A full house of teenagers and 20-somethings at the Jubilee Auditorium know this music by heart and soul, and sang along to every gut-wrenching word to every song of this amazing and ridiculously eclectic duo from Columbus, Ohio. Not something you see every day. Not from a new band. Not every song. The band was loud. The crowd was deafening.
There were a lot of things you don’t see every day at this show – a passionate circus spectacular that smashed together every genre of music imaginable in a nuclear blender set on “frappe.” Somehow, beautiful, intelligent and strikingly original songs shone through the blithering chaos. From rock to reggae to soul to folk to flat-out hard house, you literally didn’t know what was going to happen next. If popular music could be afflicted with Attention Deficit Hyperactivity Disorder, Twenty One Pilots would be it. Much more interesting left untreated.
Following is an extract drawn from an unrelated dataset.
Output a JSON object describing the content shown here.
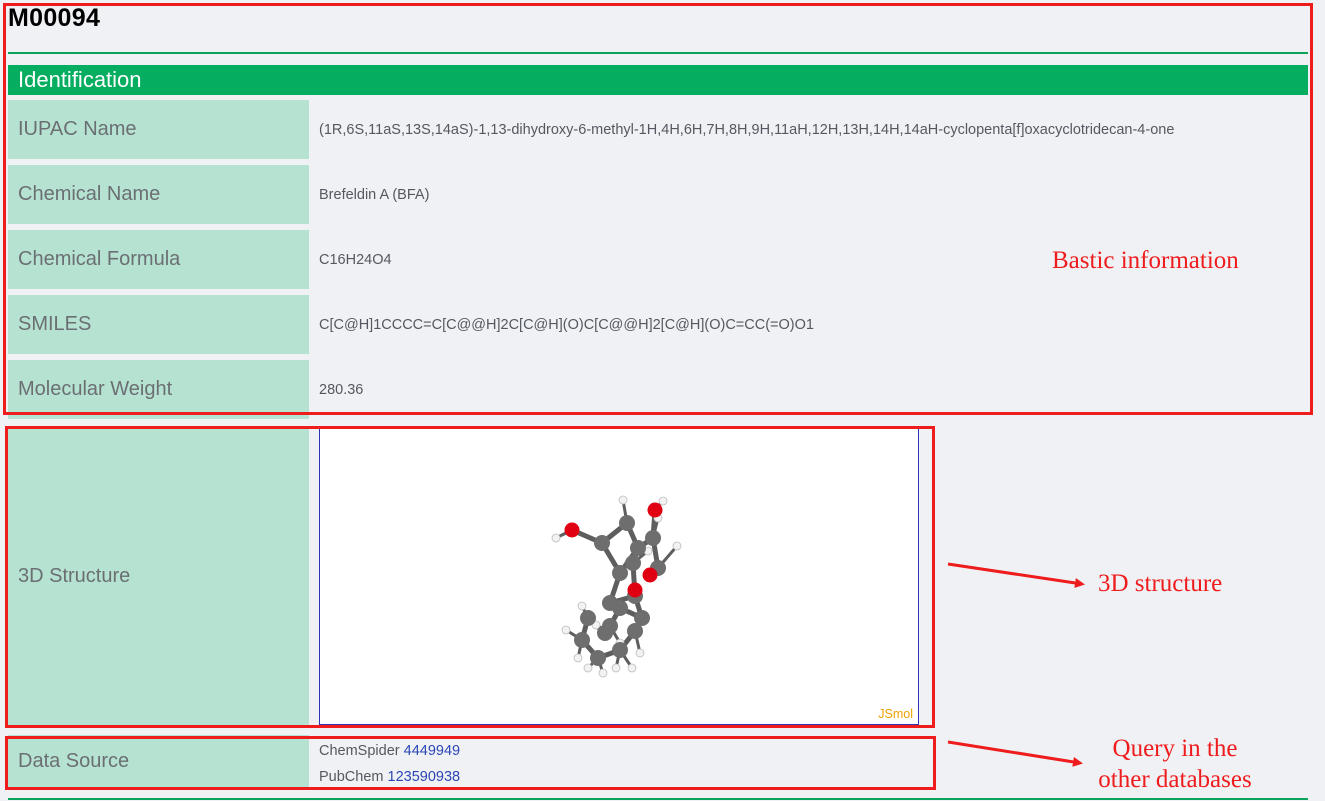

Singer Tyler Joseph and drummer Josh Dun – just the two of them on stage, the rest was tracked – pulled off many stunts to prove their showmanship. First song in, Joseph ended with a dramatic moment and let himself fall flat on his back. A trust fall with no catcher. Later on, both of them whomped on drums while standing on platforms supported by the increasingly unsteady hands of the lucky fans in the pit. The crowd literally did the heavy lifting at this show. Dun also did a backflip off the piano. Joseph, when he wasn’t leaping around, played ukulele, piano, bass, sang like a bird, howled like a hard rock singer, and rapped in street style, Jamaican dancehall and his own brand of spoken word. He killed on a version of Elvis Presley’s Can’t Help Falling In Love – a song that was written before most of the audience’s parents were born. And the kids still sang along to every word. Jesus, this was a weird show.
Flagrantly violating the “save the big hit for the end” rule, Twenty One Pilots knocked off Stressed Out in the second song – and this is the hit that has struck the biggest nerve with kids today. The band played their other quirky, genre-busting favourites to great rejoicing – including Tear in My Heart and Car Radio near the end – but Stressed Out stands apart by an order of magnitude. It’s an Anthem for Millennials, a lament, a sad eulogy for lost childhood. That theme is nothing new, but it has rarely been delivered with this level of empathy and elegance.
Wearing a cloak, Joseph treated the verses like a poem, over a simple melody, light reggae beat and spooky space sounds on top: “I was told when I get older all my fears would shrink, but now I’m insecure and I care what people think.” He sang the chorus with more than 2,500 voices in the crowd: “Wish we could turn back time, to the good old days, when the mama sang us to sleep, but now we’re stressed out.” Who among us hasn’t thought that? The kicker was the line that all kids hear from all parents, or words to this effect: “Wake up, you need to make money!” The rafters of the Jube reverberated with the shouted words.
Considering the alarmingly high rates of anxiety and depression among young people these days, it’s no wonder so many kids love this song. And the band.
So this concert was a huge stress release on a school night, a blast in more ways than one. It’s also heartening evidence that sometimes great things come from pop radio, and hits or no hits, it’s very clear that Twenty One Pilots will be a force to be reckoned with for as long as they want to keep doing whatever it is they’re doing.